This is the repository of our AI701 course project at MBZUAI.
This repository explores the role of language in robotic navigation tasks, focusing on reasoning and action planning using advanced language models. It examines the performance of Arabic and English in Vision-Language Navigation (VLN) tasks.
A Microsoft Azure account is required to set up and run the experiments in this project. Once you have setup your account visit the Azure AI portal and deploy your model.
You will need the ENDPOINT URL and API key for your deployed model. Add them to your environment variables:
# prepare your Endpoint URL and API key (for linux)
export ENDPOINT_URL="{ENDPOINT-URL}"
export API_KEY="{API-KEY}"
# prepare your Endpoint URL and API key (for windows)

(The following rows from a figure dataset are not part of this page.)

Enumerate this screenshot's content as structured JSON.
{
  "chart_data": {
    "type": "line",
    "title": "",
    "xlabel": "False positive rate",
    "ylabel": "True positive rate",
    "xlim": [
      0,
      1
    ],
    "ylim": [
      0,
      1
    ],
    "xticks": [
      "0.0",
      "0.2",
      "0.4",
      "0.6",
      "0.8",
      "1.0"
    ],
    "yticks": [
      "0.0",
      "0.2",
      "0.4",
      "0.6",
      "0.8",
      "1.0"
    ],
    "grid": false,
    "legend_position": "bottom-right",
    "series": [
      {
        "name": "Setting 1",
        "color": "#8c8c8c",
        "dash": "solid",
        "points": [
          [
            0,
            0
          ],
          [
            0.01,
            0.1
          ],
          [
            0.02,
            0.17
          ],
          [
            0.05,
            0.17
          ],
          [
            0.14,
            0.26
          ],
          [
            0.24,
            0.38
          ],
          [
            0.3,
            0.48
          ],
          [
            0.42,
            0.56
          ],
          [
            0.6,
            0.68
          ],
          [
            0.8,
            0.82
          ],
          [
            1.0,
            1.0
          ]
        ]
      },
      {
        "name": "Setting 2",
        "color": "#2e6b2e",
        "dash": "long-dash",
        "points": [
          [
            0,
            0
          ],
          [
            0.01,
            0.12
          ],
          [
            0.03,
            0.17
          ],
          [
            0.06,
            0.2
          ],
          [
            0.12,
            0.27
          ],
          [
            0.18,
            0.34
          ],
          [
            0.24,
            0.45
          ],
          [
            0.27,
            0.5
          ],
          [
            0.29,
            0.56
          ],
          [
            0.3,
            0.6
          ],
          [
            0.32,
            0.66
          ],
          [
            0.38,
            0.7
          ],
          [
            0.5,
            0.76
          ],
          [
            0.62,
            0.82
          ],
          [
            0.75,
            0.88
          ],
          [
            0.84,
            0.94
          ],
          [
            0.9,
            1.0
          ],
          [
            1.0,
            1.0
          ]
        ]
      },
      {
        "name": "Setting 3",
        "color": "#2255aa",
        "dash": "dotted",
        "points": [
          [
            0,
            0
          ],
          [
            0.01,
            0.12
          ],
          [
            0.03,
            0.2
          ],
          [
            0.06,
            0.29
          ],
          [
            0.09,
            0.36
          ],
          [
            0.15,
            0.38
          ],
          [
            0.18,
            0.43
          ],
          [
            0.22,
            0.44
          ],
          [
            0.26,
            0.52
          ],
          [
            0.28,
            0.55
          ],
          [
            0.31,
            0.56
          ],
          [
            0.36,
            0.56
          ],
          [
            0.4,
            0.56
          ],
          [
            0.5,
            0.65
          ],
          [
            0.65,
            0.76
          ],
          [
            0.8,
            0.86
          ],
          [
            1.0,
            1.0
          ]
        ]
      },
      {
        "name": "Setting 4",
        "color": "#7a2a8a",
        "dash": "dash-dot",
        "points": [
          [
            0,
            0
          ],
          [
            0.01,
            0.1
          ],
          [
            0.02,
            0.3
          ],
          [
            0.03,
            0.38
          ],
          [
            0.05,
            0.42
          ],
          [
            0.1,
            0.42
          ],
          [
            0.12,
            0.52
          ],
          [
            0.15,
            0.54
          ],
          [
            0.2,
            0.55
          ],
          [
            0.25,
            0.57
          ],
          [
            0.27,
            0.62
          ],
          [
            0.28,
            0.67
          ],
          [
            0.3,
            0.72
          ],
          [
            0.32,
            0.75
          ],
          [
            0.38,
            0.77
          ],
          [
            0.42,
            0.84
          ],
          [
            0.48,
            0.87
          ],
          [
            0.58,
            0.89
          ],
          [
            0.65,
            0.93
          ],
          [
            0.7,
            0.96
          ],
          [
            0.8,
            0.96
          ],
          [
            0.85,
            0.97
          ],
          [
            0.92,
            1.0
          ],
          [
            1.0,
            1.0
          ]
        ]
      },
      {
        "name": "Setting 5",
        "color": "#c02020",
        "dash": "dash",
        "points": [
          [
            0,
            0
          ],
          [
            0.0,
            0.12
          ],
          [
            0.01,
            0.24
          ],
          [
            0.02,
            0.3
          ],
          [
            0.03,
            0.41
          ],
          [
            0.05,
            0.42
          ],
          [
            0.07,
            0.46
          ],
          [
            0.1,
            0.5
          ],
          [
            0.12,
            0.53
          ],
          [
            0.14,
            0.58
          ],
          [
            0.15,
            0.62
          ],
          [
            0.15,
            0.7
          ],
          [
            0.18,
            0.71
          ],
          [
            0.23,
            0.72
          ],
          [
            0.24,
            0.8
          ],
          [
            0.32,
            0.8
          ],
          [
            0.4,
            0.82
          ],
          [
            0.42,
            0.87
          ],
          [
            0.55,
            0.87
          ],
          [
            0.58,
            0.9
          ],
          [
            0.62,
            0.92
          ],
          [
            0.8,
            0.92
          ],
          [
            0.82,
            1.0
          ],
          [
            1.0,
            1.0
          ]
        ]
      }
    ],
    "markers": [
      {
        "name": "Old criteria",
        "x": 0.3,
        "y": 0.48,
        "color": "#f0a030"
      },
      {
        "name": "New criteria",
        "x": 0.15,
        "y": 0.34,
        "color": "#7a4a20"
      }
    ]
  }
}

set ENDPOINT_URL="{ENDPOINT-URL}"
set API_KEY="{API-KEY}"
Run the following to setup the conda environment and install the requirements:
conda create --name NavGPT python=3.9
conda activate NavGPT
pip install -r requirements.txt
To Run the experiments please run the following code,
- {model_name}: your deployed model name. Use "custom-gpt" for any openai model
- {output_folder_of_model}: what you want to call the folder that the output results are saved into
- {number_of_trajectories}: number of trajectories that the robot will take from the map
- {--translated}: write --translated if you want to use the Arabic translated dataset, and remove it if you will be using the english dataset
cd nav_src
python NavGPT.py --llm_model_name {model_name} \
--output_dir ../datasets/R2R/exprs/{output_folder_of_model} \
--val_env_name R2R_val_unseen_instr \
--iters {number_of_trajectories} {--translated}
Here is an example of an experiment with Llama 3 8B model, Arabic dataset, and using R2R_val_unseen_instr_100: the shortened version of the annotations directory that contains the translated scene for inference:
cd nav_src
python NavGPT.py --llm_model_name custom-llama_3_8B \
--output_dir ../datasets/R2R/exprs/llama_3_8B_ar \
--val_env_name R2R_val_unseen_instr_100 \
--iters 100 --translated
For our paper, we ran the following experiments to perform consistent comparisons
Experiment Name | LLM (API access from https://ai.azure.com/) | Dataset |
---|---|---|
custom-gpt | GPT-4o mini | English and Arabic |
custom-llama_3_8B | Llama 3 8B Instruct | English and Arabic |
custom-phi | Phi medium 14B Instruct 128K | English and Arabic |
custom-jais | Jais 30B | English and Arabic |
A large part of the code is used from NavGPT. Many thanks for their wonderful work.